Asked if every taxpayer who marked eight or more exemptions qualified for the audit this year, Lay said “not necessarily.”

“There could be a number of factors, but that’s one of them … I hate to answer a hypothetical question, because it’s hypothetical,” he said.

Several families contacted by CJ claimed fewer than eight dependents on their state return but still received the audit letter. North Carolina has 86,421 family households with six or more persons, according to the U.S. Census Bureau’s 2005-2007 American Community Survey.

Lay declined to offer details on how much cheating his department expected to catch through the audit, or how much the action is costing in manpower and overhead. “I’m not at liberty to say,” he said.

Asked if targeting large families is a new policy or if similar audits have been conducted in past years, Lay said the move is “not a policy.”

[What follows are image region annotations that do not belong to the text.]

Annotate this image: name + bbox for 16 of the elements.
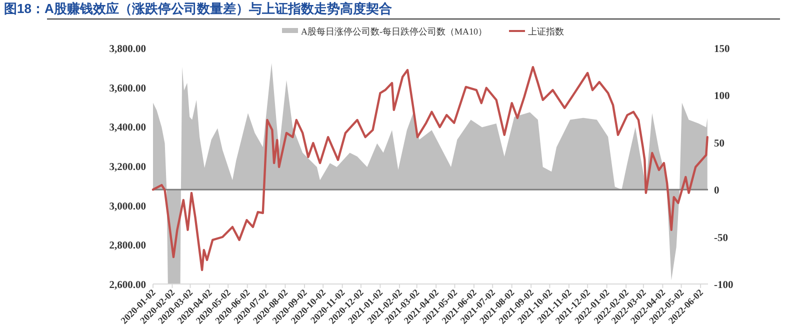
legend-label: 上证指数 [528,26,564,36]
y-tick-label: 3,800.00 [109,44,146,55]
y2-tick-label: -50 [714,232,728,244]
legend-label: A股每日涨停公司数-每日跌停公司数（MA10） [301,26,487,36]
y-tick-label: 3,200.00 [109,162,146,173]
y-tick-label: 2,600.00 [109,280,146,291]
y-tick-label: 3,400.00 [109,122,146,134]
y2-tick-label: 100 [714,91,730,102]
y-tick-label: 2,800.00 [109,240,146,252]
y2-tick-label: 0 [714,186,720,197]
y-tick-label: 3,600.00 [109,83,146,94]
y-tick-label: 3,000.00 [109,201,146,212]
chart-title: 图18：A股赚钱效应（涨跌停公司数量差）与上证指数走势高度契合 [4,1,392,16]
y2-tick-label: -100 [714,280,734,291]
y2-tick-label: 150 [714,44,730,55]
y2-tick-label: 50 [714,138,724,150]
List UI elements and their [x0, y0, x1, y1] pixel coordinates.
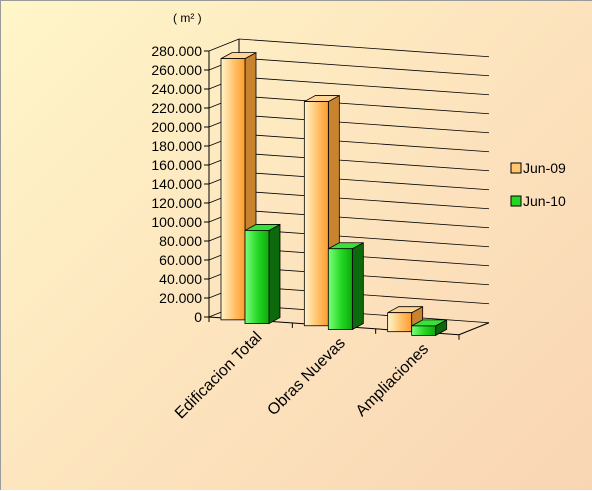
gridlines [208, 38, 490, 324]
bar-side [268, 223, 281, 325]
gridline [238, 57, 490, 77]
y-tick-label: 0 [194, 309, 202, 325]
gridline [238, 209, 490, 229]
y-tick-label: 260.000 [151, 62, 202, 78]
gridline [238, 285, 490, 305]
bar-jun-10-ampliaciones [411, 319, 448, 337]
y-tick-label: 140.000 [151, 176, 202, 192]
gridline [238, 114, 490, 134]
gridline-side [208, 38, 240, 52]
bar-jun-09-obras-nuevas [303, 94, 340, 327]
y-tick-label: 60.000 [159, 252, 202, 268]
x-category-label: Obras Nuevas [264, 335, 348, 419]
bar-front [303, 101, 329, 327]
legend-label-jun-10: Jun-10 [523, 193, 566, 209]
y-tick-label: 120.000 [151, 195, 202, 211]
y-tick-labels: 0 20.000 40.000 60.000 80.000 100.000 120.000 1… [151, 43, 209, 325]
legend: Jun-09 Jun-10 [510, 160, 566, 209]
unit-label: ( m² ) [173, 11, 202, 25]
legend-swatch-jun-10 [510, 195, 522, 207]
bar-jun-10-obras-nuevas [327, 242, 364, 331]
bar-front [220, 58, 246, 321]
gridline [238, 76, 490, 96]
bar-front [411, 325, 437, 336]
legend-swatch-jun-09 [510, 162, 522, 174]
gridline [238, 95, 490, 115]
gridline [238, 171, 490, 191]
y-tick-label: 220.000 [151, 100, 202, 116]
y-tick-label: 40.000 [159, 271, 202, 287]
bar-front [244, 230, 270, 324]
y-tick-label: 180.000 [151, 138, 202, 154]
bar-side [351, 242, 364, 331]
bar-front [387, 312, 413, 333]
gridline [238, 38, 490, 58]
floor-right-edge [458, 322, 490, 336]
gridline [238, 152, 490, 172]
gridline [238, 247, 490, 267]
y-tick-label: 100.000 [151, 214, 202, 230]
bar-jun-10-edificacion-total [244, 223, 281, 325]
y-tick-label: 200.000 [151, 119, 202, 135]
x-category-label: Edificacion Total [172, 329, 266, 423]
gridline [238, 266, 490, 286]
y-tick-label: 80.000 [159, 233, 202, 249]
gridline [238, 190, 490, 210]
legend-label-jun-09: Jun-09 [523, 160, 566, 176]
bars [220, 51, 448, 337]
y-tick-label: 20.000 [159, 290, 202, 306]
x-category-label: Ampliaciones [353, 341, 432, 420]
y-tick-label: 280.000 [151, 43, 202, 59]
y-tick-label: 160.000 [151, 157, 202, 173]
gridline [238, 304, 490, 324]
y-tick-label: 240.000 [151, 81, 202, 97]
bar-front [327, 248, 353, 330]
gridline [238, 228, 490, 248]
gridline [238, 133, 490, 153]
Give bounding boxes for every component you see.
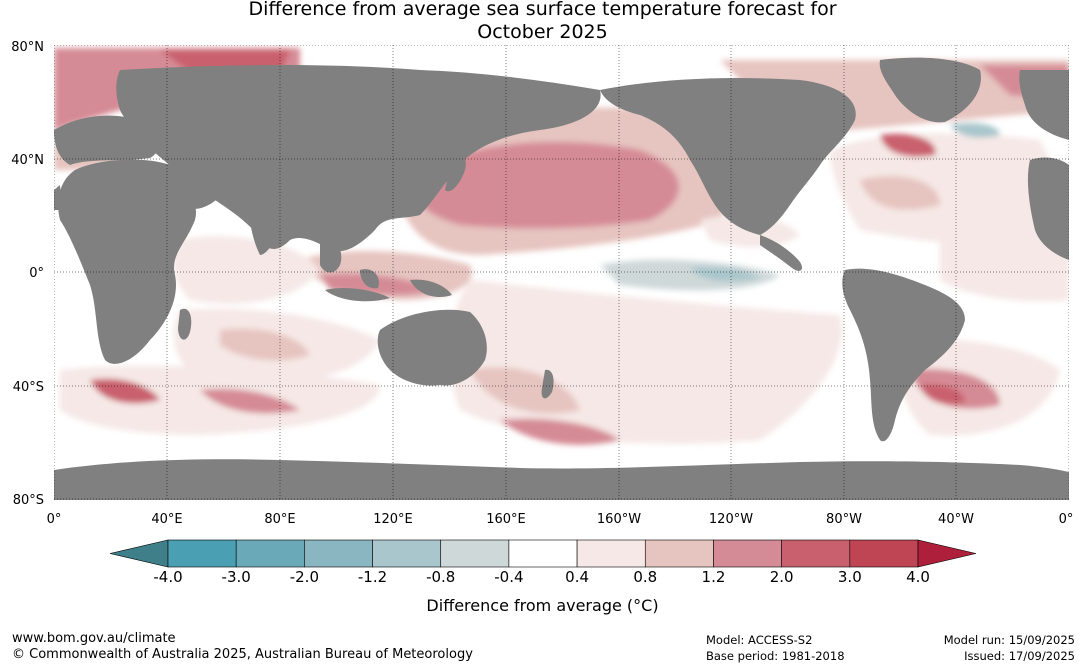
- colorbar-tick-label: -1.2: [357, 568, 388, 586]
- lat-label-80n: 80°N: [11, 40, 44, 55]
- colorbar-segment: [576, 539, 646, 568]
- colorbar-segment: [440, 539, 510, 568]
- lon-label-40w: 40°W: [938, 512, 974, 527]
- lon-label-0-left: 0°: [47, 512, 62, 527]
- colorbar-extend-high: [917, 539, 977, 568]
- colorbar-extend-low: [109, 539, 169, 568]
- colorbar-segment: [235, 539, 305, 568]
- lat-label-0: 0°: [29, 266, 44, 281]
- colorbar-tick-label: -2.0: [289, 568, 319, 586]
- footer-url: www.bom.gov.au/climate: [12, 631, 176, 646]
- colorbar-segment: [644, 539, 714, 568]
- lon-label-0-right: 0°: [1059, 512, 1074, 527]
- colorbar-segment: [372, 539, 442, 568]
- lon-label-120w: 120°W: [709, 512, 753, 527]
- colorbar-segment: [849, 539, 919, 568]
- lat-label-40n: 40°N: [11, 153, 44, 168]
- lon-label-80e: 80°E: [264, 512, 295, 527]
- footer-copyright: © Commonwealth of Australia 2025, Austra…: [12, 647, 473, 662]
- footer-issued: Issued: 17/09/2025: [964, 649, 1075, 663]
- colorbar-segment: [781, 539, 851, 568]
- map-title-line1: Difference from average sea surface temp…: [248, 0, 837, 20]
- lon-label-120e: 120°E: [373, 512, 413, 527]
- footer-model-run: Model run: 15/09/2025: [943, 633, 1075, 647]
- colorbar-segment: [713, 539, 782, 568]
- colorbar-tick-label: 4.0: [906, 568, 930, 586]
- colorbar-axis-label: Difference from average (°C): [426, 596, 659, 615]
- lon-label-160w: 160°W: [597, 512, 641, 527]
- colorbar-tick-label: -0.8: [426, 568, 456, 586]
- lon-label-160e: 160°E: [486, 512, 526, 527]
- lon-label-40e: 40°E: [151, 512, 182, 527]
- colorbar-segment: [167, 539, 237, 568]
- colorbar-tick-label: 1.2: [701, 568, 726, 586]
- colorbar-tick-label: -4.0: [153, 568, 183, 586]
- lat-label-40s: 40°S: [13, 380, 44, 395]
- footer-model: Model: ACCESS-S2: [706, 633, 813, 647]
- colorbar-segment: [304, 539, 373, 568]
- map-title-line2: October 2025: [477, 21, 608, 43]
- footer-base-period: Base period: 1981-2018: [706, 649, 845, 663]
- sst-anomaly-map: 80°N 40°N 0° 40°S 80°S 0° 40°E 80°E 120°…: [11, 40, 1074, 527]
- colorbar-tick-label: 2.0: [769, 568, 794, 586]
- graticule: [54, 45, 1069, 500]
- lon-label-80w: 80°W: [826, 512, 862, 527]
- colorbar-tick-label: 0.8: [633, 568, 658, 586]
- colorbar: [109, 539, 977, 568]
- colorbar-tick-label: -0.4: [494, 568, 524, 586]
- colorbar-tick-label: -3.0: [221, 568, 251, 586]
- land: [54, 57, 1069, 500]
- colorbar-tick-label: 3.0: [837, 568, 862, 586]
- lat-label-80s: 80°S: [13, 493, 44, 508]
- colorbar-tick-label: 0.4: [565, 568, 590, 586]
- colorbar-segment: [508, 539, 578, 568]
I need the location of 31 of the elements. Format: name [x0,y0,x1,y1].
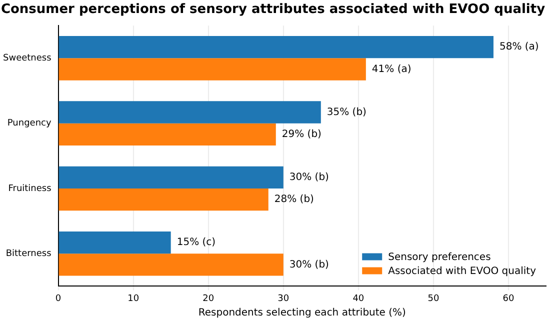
x-tick-label: 30 [278,294,290,304]
data-label: 30% (b) [289,172,330,183]
data-label: 15% (c) [176,237,216,248]
y-tick-label: Fruitiness [8,184,52,194]
data-label: 41% (a) [372,64,412,75]
data-label: 58% (a) [499,42,539,53]
x-tick-label: 60 [502,294,514,304]
x-tick-label: 10 [128,294,140,304]
bar [58,58,366,80]
x-tick-label: 50 [428,294,440,304]
legend-label: Associated with EVOO quality [388,266,536,277]
x-axis-title: Respondents selecting each attribute (%) [198,308,406,319]
y-tick-label: Sweetness [3,54,52,64]
data-label: 28% (b) [274,194,314,206]
y-tick-label: Bitterness [6,248,52,259]
legend-label: Sensory preferences [388,252,491,263]
data-label: 29% (b) [282,128,322,140]
bar [58,36,494,58]
bar [58,166,284,188]
x-tick-label: 0 [55,294,62,304]
data-label: 30% (b) [289,259,330,270]
bar [58,188,268,211]
data-label: 35% (b) [326,106,367,118]
bar [58,101,321,124]
bar [58,123,276,146]
x-tick-label: 40 [352,294,364,304]
x-tick-label: 20 [202,294,214,304]
bar [58,254,284,276]
chart-title: Consumer perceptions of sensory attributes associated with EVOO quality [0,2,546,18]
y-tick-label: Pungency [7,118,52,129]
bar [58,231,171,254]
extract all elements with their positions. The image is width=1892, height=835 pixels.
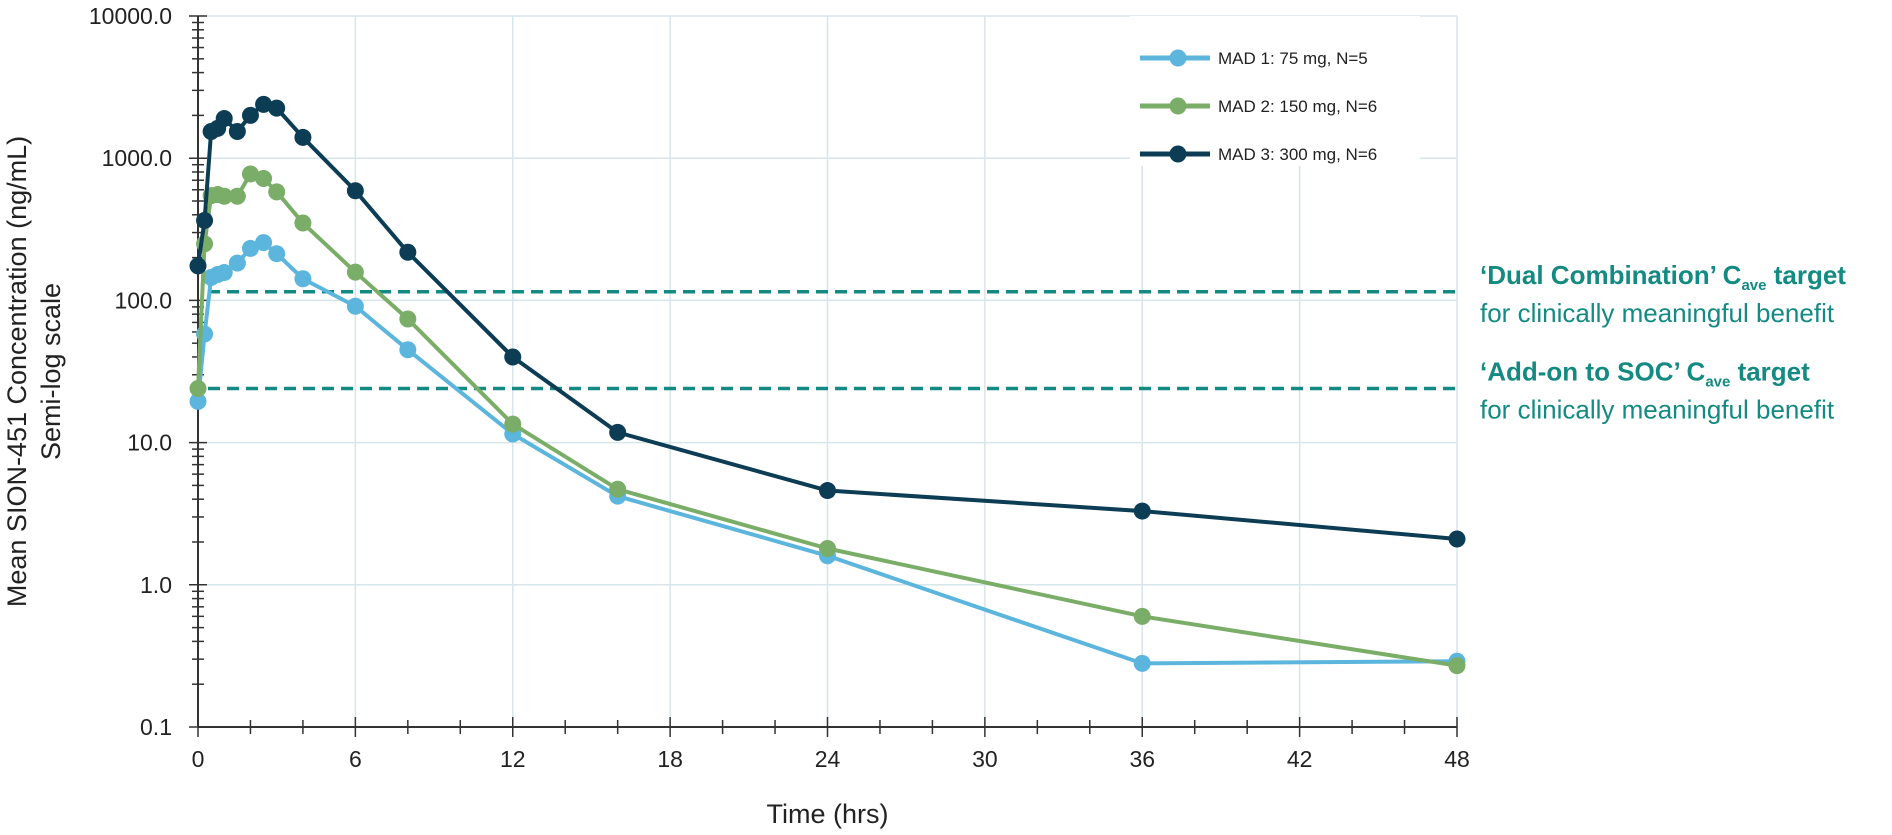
data-point <box>399 341 417 359</box>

“It’s a matter of what we find when we look,” he said. “When we find noncompliance in an area, that’s where we tend to concentrate.”

A spokeswoman for the governor’s office offered no comment other than to say the governor would look into the audits.

For their part, taxpayers are annoyed at the hoops they have to jump through to comply. Chapman said the delays have caused scheduling glitches, since she uses her refund to buy schoolbooks for her kids.

“I schedule it so that I can get my refund the second week in May, because the home school conference is the third week,” she said.

Cynthia Leugers, a homeschooling mother of eight children in Charlotte, had to request new birth certificates from North Carolina and Oklahoma for two of her children, which “took forever,” she said. Her husband also had to get a new Social Security card.

“And I still don’t know, having sent that all in, if we’re going to get our refund,” she said.

David N. Bass is associate editor of Carolina Journal.